2021-03-03 17:24:33,331	ERROR function_manager.py:498 -- Failed to load actor class ImplicitFunc.
(pid=6410) Traceback (most recent call last):
(pid=6410)   File "/.../lib/python3.8/site-packages/ray/function_manager.py", line 496, in _load_actor_class_from_gcs
(pid=6410)     actor_class = pickle.loads(pickled_class)
(pid=6410)   File "/.../lib/python3.8/site-packages/torch/storage.py", line 141, in _load_from_bytes
(pid=6410)     return torch.load(io.BytesIO(b))
(pid=6410)   File "/.../lib/python3.8/site-packages/torch/serialization.py", line 595, in load
(pid=6410)     return _legacy_load(opened_file, map_location, pickle_module, **pickle_load_args)
(pid=6410)   File "/.../lib/python3.8/site-packages/torch/serialization.py", line 774, in _legacy_load
(pid=6410)     result = unpickler.load()
(pid=6410)   File "/.../lib/python3.8/site-packages/torch/serialization.py", line 730, in persistent_load
(pid=6410)     deserialized_objects[root_key] = restore_location(obj, location)
(pid=6410)   File "/.../lib/python3.8/site-packages/torch/serialization.py", line 175, in default_restore_location
(pid=6410)     result = fn(storage, location)
(pid=6410)   File "/.../lib/python3.8/site-packages/torch/serialization.py", line 155, in _cuda_deserialize
(pid=6410)     return storage_type(obj.size())
(pid=6410)   File "/.../lib/python3.8/site-packages/torch/cuda/__init__.py", line 462, in _lazy_new
(pid=6410)     return super(_CudaBase, cls).__new__(cls, *args, **kwargs)
(pid=6410) RuntimeError: CUDA error: all CUDA-capable devices are busy or unavailable

I’m running the following versions:

ray 1.2.0
pytorch 1.7.1
cuda 10.1

I’d submit an issue on GitHub but I’m not sure how to write code which would reproduce the problem.

Additional info: I ran this code on a GPU compute node with 2 2080 Tis

Update: It looks like the problem was that I had models outside of my training function which I was trying to reference, which I guess isn’t thread safe or something.

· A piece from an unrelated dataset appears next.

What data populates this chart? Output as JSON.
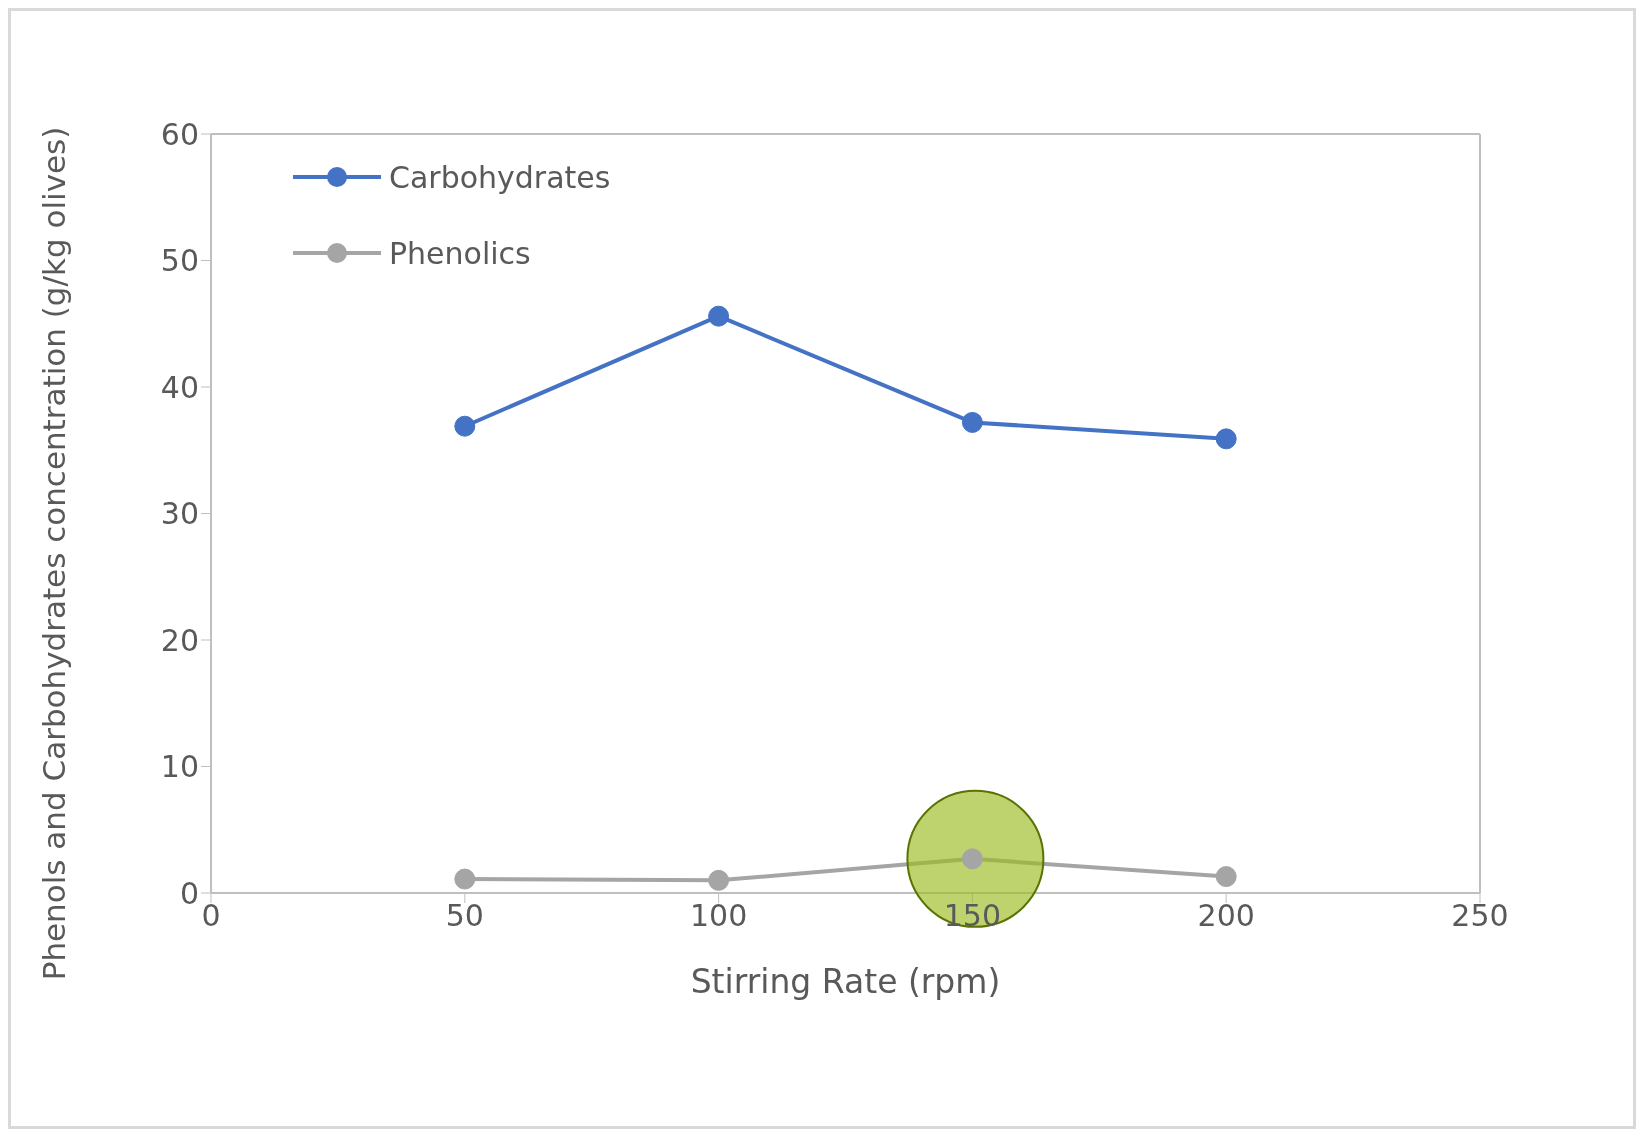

Is there a way to, for example, have one pretrained model you want to reference from multiple trials? Like maybe if you were doing transfer learning or something?

Yeah, you could hypothetically do something like ref = ray.put(model) then in your training function, do model = ray.get(ref).

At the moment it seems like there’s no memory bottleneck in storing multiple copies of the models, but I’ll keep this in mind in case it becomes an issue!

I’m facing a similar problem now. Shared my Trainable here

@import-antigravity , what do you mean by I had models outside my training function? And how did you find those problematic definitions?